GEO Group has close ties to Florida Atlantic University; four GEO Group officials, including two board members of the GEO Group Foundation, previously served on the FAU Board of Trustees. DeRosa had nothing but good things to say about the private prison corporation. “GEO is very much committed to recidivism. They have a reentry program. They’re amazing,” he said.

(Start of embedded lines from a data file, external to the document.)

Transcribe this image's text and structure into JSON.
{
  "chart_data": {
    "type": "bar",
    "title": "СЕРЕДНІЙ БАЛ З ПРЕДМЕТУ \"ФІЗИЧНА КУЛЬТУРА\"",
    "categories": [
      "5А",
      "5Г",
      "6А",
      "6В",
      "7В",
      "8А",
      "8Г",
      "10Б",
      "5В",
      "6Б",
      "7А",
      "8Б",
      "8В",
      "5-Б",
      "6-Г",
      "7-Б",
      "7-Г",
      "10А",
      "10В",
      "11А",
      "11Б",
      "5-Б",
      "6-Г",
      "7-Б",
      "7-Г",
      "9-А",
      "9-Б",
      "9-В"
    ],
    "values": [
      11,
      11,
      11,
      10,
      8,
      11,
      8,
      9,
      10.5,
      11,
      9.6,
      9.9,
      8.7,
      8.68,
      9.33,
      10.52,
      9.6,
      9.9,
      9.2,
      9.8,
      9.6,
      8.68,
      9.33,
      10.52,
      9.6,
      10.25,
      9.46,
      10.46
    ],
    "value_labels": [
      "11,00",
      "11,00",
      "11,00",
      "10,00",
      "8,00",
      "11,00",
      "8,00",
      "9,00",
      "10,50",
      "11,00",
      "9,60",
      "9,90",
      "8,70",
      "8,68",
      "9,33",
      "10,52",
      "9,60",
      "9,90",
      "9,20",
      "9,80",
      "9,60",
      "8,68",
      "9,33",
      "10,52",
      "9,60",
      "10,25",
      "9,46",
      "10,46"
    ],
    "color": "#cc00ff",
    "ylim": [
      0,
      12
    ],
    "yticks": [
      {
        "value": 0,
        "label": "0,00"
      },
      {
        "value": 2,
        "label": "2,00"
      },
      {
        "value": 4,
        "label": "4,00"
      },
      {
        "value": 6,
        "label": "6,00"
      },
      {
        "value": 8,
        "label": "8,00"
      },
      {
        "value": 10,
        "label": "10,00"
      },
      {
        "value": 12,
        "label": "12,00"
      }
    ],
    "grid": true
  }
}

A ‘Blooming Romance with the Alt-Right’

TPUSA’s affiliation with a neo-Confederate is not out of step with the organization’s history of racist staffers. The group is viewed as so far to the right that members of the white nationalist group Identity Evropa have attempted to infiltrate TPUSA university chapters, with one member saying he wanted to turn his school’s chapter into a “front” for Identity Evropa.

In May, a video surfaced of a now-former University of Nevada TPUSA chapter president saying, “white power” while a friend yells, “Fuck the n*****s!”

New Yorker staff writer Jane Mayer revealed racist text messages sent by TPUSA’s former field director, Crystal Clanton, who texted, “i hate black people. Like fuck them all . . . I hate blacks. End of story.” Another TPUSA member was caught on video praising the Nazis and lamenting that they didn’t “keep fucking going.” In early 2018, the Southern Poverty Law Center outlined TPUSA’s “blooming romance with the alt-right.”

Florida Atlantic University’s TPUSA chapter posted a photo on Facebook in January 2018 featuring mostly students using the “ok” hand symbol, which the racist alt-right uses as a way to troll liberals and signal to each other their alt-right leanings.
Facebook

Owens, who is black, told a crowd in February, “If Hitler just wanted to make Germany great and have things run well, OK, fine…I have no problems with nationalism.” She left TPUSA in May after campus chapters called for her resignation and is now focusing on her “Blexit” campaign, which uses a severely incomplete and inaccurate history of the Democratic Party in an effort to convert black Democrats into Republicans.

The GEO Group Foundation does not appear to have donated to TPUSA in the years leading up to 2017, but the company has made controversial and possibly illegal political donations in the recent past. The company appears to have broken the law barring corporations with government contracts from making political donations, having given $225,000 through a wholly-owned subsidiary to a pro-Trump super PAC in 2016. Another subsidiary also donated $125,000 to a super PAC supporting former Florida Gov. Rick Scott (R) for Senate in 2018.